La regina era già stata informata da William per telefono, novità tecnologica: c’era stato tutto il tempo, perché il “royal baby” è arrivato sulla terra, per la precisione nella suite da 5000 sterline (6 mila euro) della Lindo Wing, l’ala privata della clinica, alle 4,25 del pomeriggio, dunque dopo una decina d’ore
di travaglio. Kate ha fatto più in fretta della media (12 ore per la prima gravidanza) e di Diana con William (16), ma soltanto alle 8 e 30 di sera Kensington Palace, il palazzo dove Diana visse con i suoi figli dopo il divorzio e dove ora andranno a vivere William, Kate, il bebè reale (e il cocker spaniel Lupo, più una cameriera/nanny italiana), fa sapere al mondo che il bebè è nato. “Sua Altezza reale e il figlio stanno entrambi bene”, afferma il laconico messaggio affisso a palazzo reale. E la festa comincia, champagne nelle strade, birra nei pub.
Si conclude così una storia, anche se non è la Storia con la maiuscola: fosse nata una femmina,
sarebbe stata la prima a usufruire dei cambiamenti nella legge sulla successione al trono, diventando regina anche se avesse avuto un fratello minore maschio. Invece “it’s a boy”, come strillano Twitter, radio, tivù, siti e tabloid, e tutto in un certo senso resta come prima. Non ci sarà il rischio di imbarazzi, chiamandola o non chiamandola Diana: il suo nome sarà George, secondo i bookmaker. “Sono
enormemente felice e orgoglioso di diventare nonno per la prima volta”, dice il principe Carlo, e non si tratta solo della sua felicità: è come se la favola dei Windsor, spezzata dal divorzio tra Carlo e Diana e dalla tragica morte di lei, potesse ricominciare. “Siamo deliziati”, commentano la regina e il principe Filippo. Tutti contenti, in attesa della prima immagine della nuova famigliola reale, forse
oggi, con il “piccolo principe di Cambridge” in braccio, dopo una notte di sonno ristoratore.

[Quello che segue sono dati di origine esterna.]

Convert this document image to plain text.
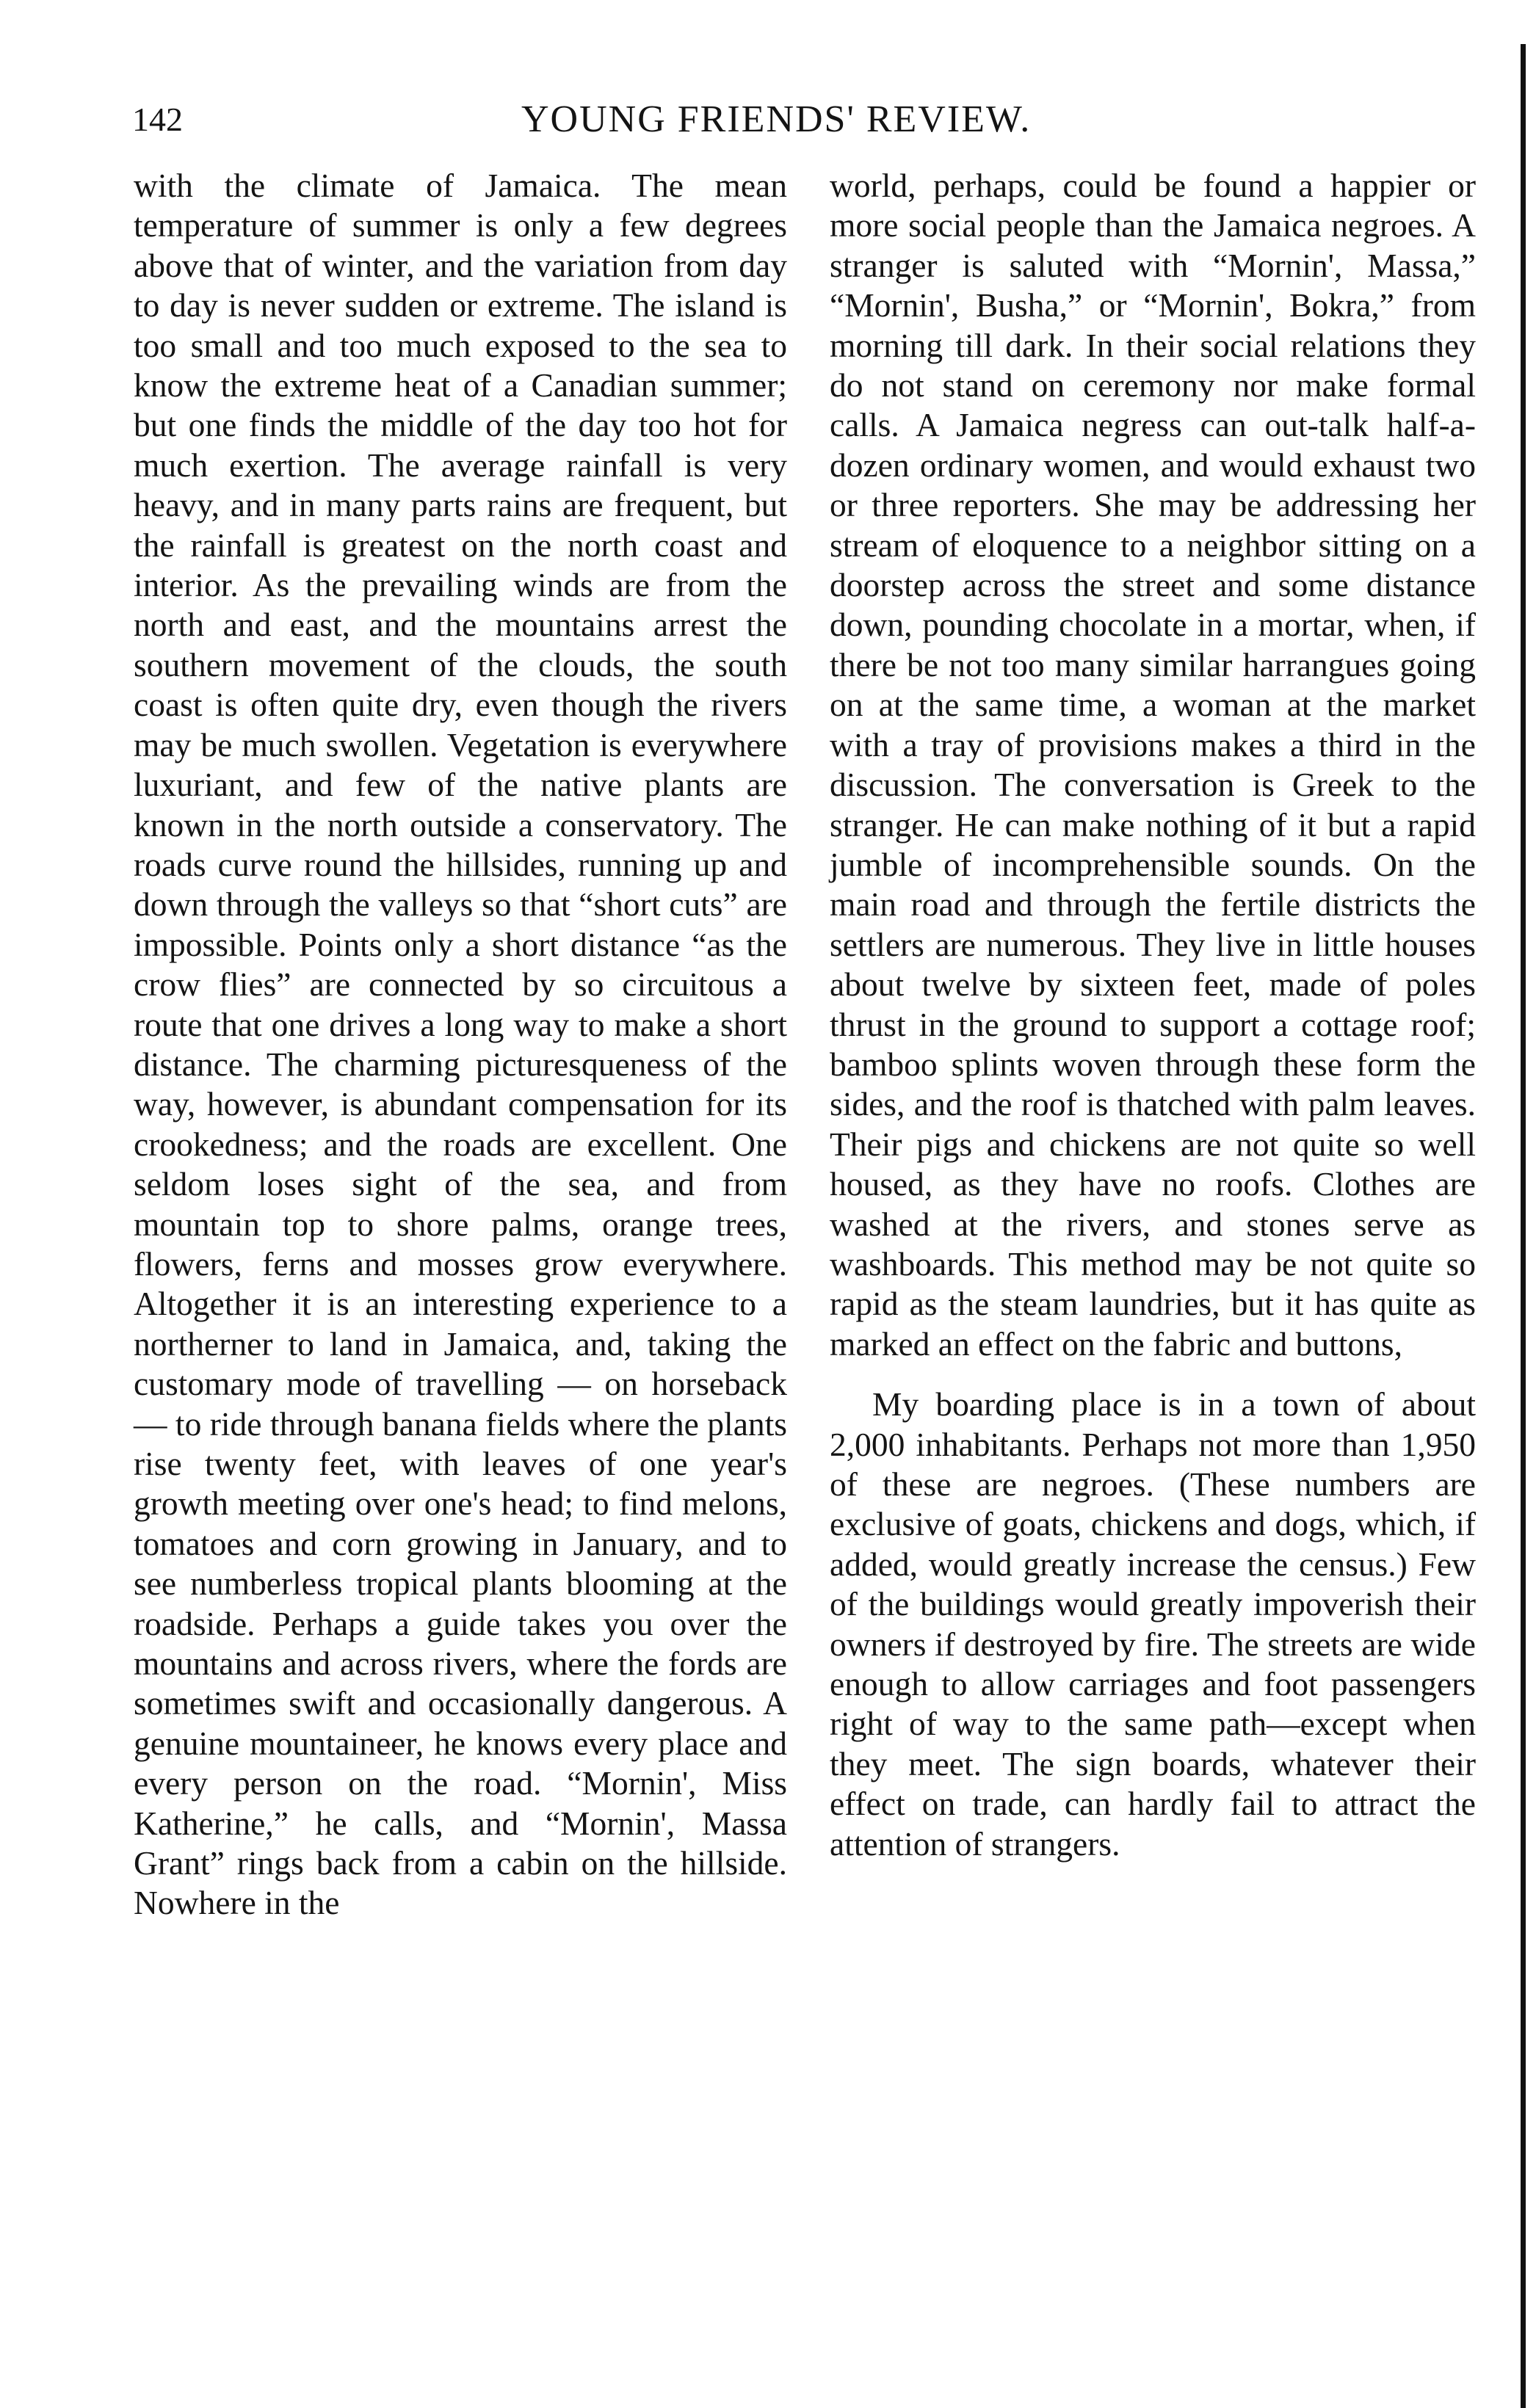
142	YOUNG FRIENDS' REVIEW.

with the climate of Jamaica. The mean temperature of summer is only a few degrees above that of winter, and the variation from day to day is never sudden or extreme. The island is too small and too much exposed to the sea to know the extreme heat of a Canadian summer; but one finds the middle of the day too hot for much exertion. The average rainfall is very heavy, and in many parts rains are frequent, but the rainfall is greatest on the north coast and interior. As the prevailing winds are from the north and east, and the mountains arrest the southern movement of the clouds, the south coast is often quite dry, even though the rivers may be much swollen. Vegetation is everywhere luxuriant, and few of the native plants are known in the north outside a conservatory. The roads curve round the hillsides, running up and down through the valleys so that “short cuts” are impossible. Points only a short distance “as the crow flies” are connected by so circuitous a route that one drives a long way to make a short distance. The charming picturesqueness of the way, however, is abundant compensation for its crookedness; and the roads are excellent. One seldom loses sight of the sea, and from mountain top to shore palms, orange trees, flowers, ferns and mosses grow everywhere. Altogether it is an interesting experience to a northerner to land in Jamaica, and, taking the customary mode of travelling — on horseback — to ride through banana fields where the plants rise twenty feet, with leaves of one year's growth meeting over one's head; to find melons, tomatoes and corn growing in January, and to see numberless tropical plants blooming at the roadside. Perhaps a guide takes you over the mountains and across rivers, where the fords are sometimes swift and occasionally dangerous. A genuine mountaineer, he knows every place and every person on the road. “Mornin', Miss Katherine,” he calls, and “Mornin', Massa Grant” rings back from a cabin on the hillside. Nowhere in the

world, perhaps, could be found a happier or more social people than the Jamaica negroes. A stranger is saluted with “Mornin', Massa,” “Mornin', Busha,” or “Mornin', Bokra,” from morning till dark. In their social relations they do not stand on ceremony nor make formal calls. A Jamaica negress can out-talk half-a-dozen ordinary women, and would exhaust two or three reporters. She may be addressing her stream of eloquence to a neighbor sitting on a doorstep across the street and some distance down, pounding chocolate in a mortar, when, if there be not too many similar harrangues going on at the same time, a woman at the market with a tray of provisions makes a third in the discussion. The conversation is Greek to the stranger. He can make nothing of it but a rapid jumble of incomprehensible sounds. On the main road and through the fertile districts the settlers are numerous. They live in little houses about twelve by sixteen feet, made of poles thrust in the ground to support a cottage roof; bamboo splints woven through these form the sides, and the roof is thatched with palm leaves. Their pigs and chickens are not quite so well housed, as they have no roofs. Clothes are washed at the rivers, and stones serve as washboards. This method may be not quite so rapid as the steam laundries, but it has quite as marked an effect on the fabric and buttons,

My boarding place is in a town of about 2,000 inhabitants. Perhaps not more than 1,950 of these are negroes. (These numbers are exclusive of goats, chickens and dogs, which, if added, would greatly increase the census.) Few of the buildings would greatly impoverish their owners if destroyed by fire. The streets are wide enough to allow carriages and foot passengers right of way to the same path—except when they meet. The sign boards, whatever their effect on trade, can hardly fail to attract the attention of strangers.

Erano arrivati al St. Mary alle 6 del mattino, William e Kate, quando le doglie hanno avuto inizio, dribblando l’assedio dei paparazzi davanti al portone: invece della solita Range Rover d’ordinanza, usano un pullmino Ford Galaxy per il breve viaggio da Kensington Palace al retro dell’ospedale. Alle 7 e 30 la
clinica conferma il ricovero della principessa, poi silenzio stampa. Ad assistere Kate nel parto, le migliori levatrici, l’exginecologo e l’attuale ginecologo della regina, insomma il team migliore di Gran Bretagna. «Tutto il paese celebrerà», afferma il primo ministro David Cameron. Ricordandosi della piccola minoranza anti-monarchica di questo paese, il
Guardian,
quotidiano progressista, pubblica anche un’edizione “repubblicana” online, priva di notizie sul bebè reale: ma dura poco. Il consenso per la corona è al 75 per cento. E questo parto, lungamente atteso, chiude dodici mesi d’oro per il Regno Unito: le Olimpiadi, il Giubileo della regina (60 anni sul trono), perfino un’estate degna di questo nome, infine un nuovo erede. Ora, come lei stessa auspicava, Sua Maestà può andare in vacanza.
SIMONETTA AGNELLO HORNBY
DEL St. Mary’s Hospital a Paddington — lugubre all’esterno, ma con un ottimo reparto di ostetricia — ho un ricordo personalissimo. Lo visitai nel 1970, all’inizio della mia prima gravidanza, ma poi ci trasferimmo a Oxford ed è lì che è nato mio figlio. Nel 2010 sono ritornata al St Mary’s Hospital con mia cugina: stava per mettere al mondo il suo primo bambino, ospite della sanità pubblica e non nella costosissima ala privata Lindo, in cui è stata accolta la duchessa di Cambridge. Se le levatrici l’hanno accudita con la stessa cura riservata a mia cugina, l’erede al trono è entrato nel mondo nel migliore dei modi.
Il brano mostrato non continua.